Background: To evaluate the role of indocyanine green (infracyanine) in macular hole surgery.
Methods: A retrospective review of 38 consecutive eyes with macular hole, operated on with internal limiting membrane peeling (ILM), using or not using infracyanine (ICG), diluted in glucose 5% and filtered. Anatomical and functional results were analysed in each group, using visual field testing, fluorescein fundus angiography and particularly blue filter fundus photographs for the detection of retinal pigment epithelial changes and lesions of optic nerve fibres layer.
Results: Fifteen eyes underwent surgery without ICG and 23 eyes with ICG. The mean period of follow-up was 10 months. The duration of surgery was significantly lower in the group with ICG than without (P < 0.001). Overall, 84% of the holes closed without difference between both groups. The improvement in vision at 1, 6 and 12 months was similar in both groups. Fewer defects in the optic nerve fibres layer were observed in the group with ICG than without (P = 0.02). Staining with ICG revealed the presence of an associated epiretinal membrane in 61% of eyes, whereas it was clinically visible in only 17.5% before surgery.

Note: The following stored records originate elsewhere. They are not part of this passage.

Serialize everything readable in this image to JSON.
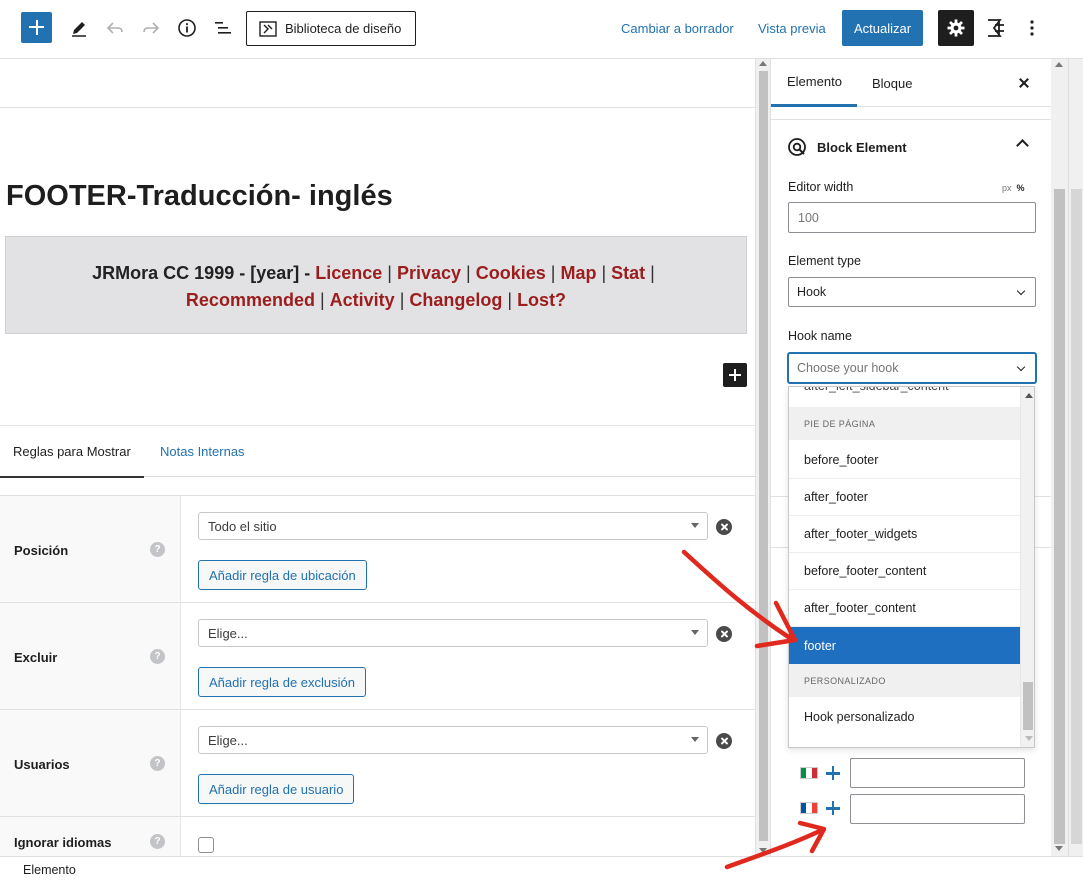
{
  "toolbar": {
    "add_icon": "plus-icon",
    "tools_icon": "pencil-icon",
    "undo_icon": "undo-icon",
    "redo_icon": "redo-icon",
    "info_icon": "info-icon",
    "list_view_icon": "list-view-icon",
    "library_label": "Biblioteca de diseño",
    "switch_draft_label": "Cambiar a borrador",
    "preview_label": "Vista previa",
    "update_label": "Actualizar",
    "settings_icon": "gear-icon",
    "plugin_icon": "generateblocks-icon",
    "more_icon": "more-vertical-icon",
    "accent_color": "#2271b1"
  },
  "editor": {
    "post_title": "FOOTER-Traducción- inglés",
    "footer_text": {
      "prefix": "JRMora CC 1999 - [year] -",
      "links_line1": [
        "Licence",
        "Privacy",
        "Cookies",
        "Map",
        "Stat"
      ],
      "links_line2": [
        "Recommended",
        "Activity",
        "Changelog",
        "Lost?"
      ],
      "link_color": "#9b1d1d",
      "box_color": "#e2e2e4"
    },
    "tabs": [
      {
        "label": "Reglas para Mostrar",
        "active": true
      },
      {
        "label": "Notas Internas",
        "active": false
      }
    ],
    "rules": [
      {
        "label": "Posición",
        "select_value": "Todo el sitio",
        "add_button": "Añadir regla de ubicación"
      },
      {
        "label": "Excluir",
        "select_value": "Elige...",
        "add_button": "Añadir regla de exclusión"
      },
      {
        "label": "Usuarios",
        "select_value": "Elige...",
        "add_button": "Añadir regla de usuario"
      },
      {
        "label": "Ignorar idiomas",
        "checked": false
      }
    ],
    "help_glyph": "?"
  },
  "sidebar": {
    "tabs": [
      {
        "label": "Elemento",
        "active": true
      },
      {
        "label": "Bloque",
        "active": false
      }
    ],
    "panel_title": "Block Element",
    "panel_icon": "block-element-icon",
    "editor_width_label": "Editor width",
    "units": [
      "px",
      "%"
    ],
    "editor_width_value": "100",
    "element_type_label": "Element type",
    "element_type_value": "Hook",
    "hook_name_label": "Hook name",
    "hook_name_placeholder": "Choose your hook",
    "translations": [
      {
        "flag": "flag-italy-icon",
        "colors": [
          "#009246",
          "#ffffff",
          "#ce2b37"
        ]
      },
      {
        "flag": "flag-france-icon",
        "colors": [
          "#0055a4",
          "#ffffff",
          "#ef4135"
        ]
      }
    ]
  },
  "hook_dropdown": {
    "partial_item": "after_left_sidebar_content",
    "groups": [
      {
        "label": "PIE DE PÁGINA",
        "items": [
          "before_footer",
          "after_footer",
          "after_footer_widgets",
          "before_footer_content",
          "after_footer_content",
          "footer"
        ]
      },
      {
        "label": "PERSONALIZADO",
        "items": [
          "Hook personalizado"
        ]
      }
    ],
    "selected": "footer",
    "selected_color": "#1e6fbf"
  },
  "footer_bar": {
    "breadcrumb": "Elemento"
  },
  "annotation_color": "#e0281e"
}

Conclusion: Using ICG for ILM peeling produced similar visual results to those obtained without ICG. It reduced significantly the duration of surgery and the trauma to the optic nerve fibres layer, without increasing the risk of retinal pigment epithelial damage. However, in the light of recent reports about the possible toxicity of ICG, its use should be restricted in clinical practice to difficult cases.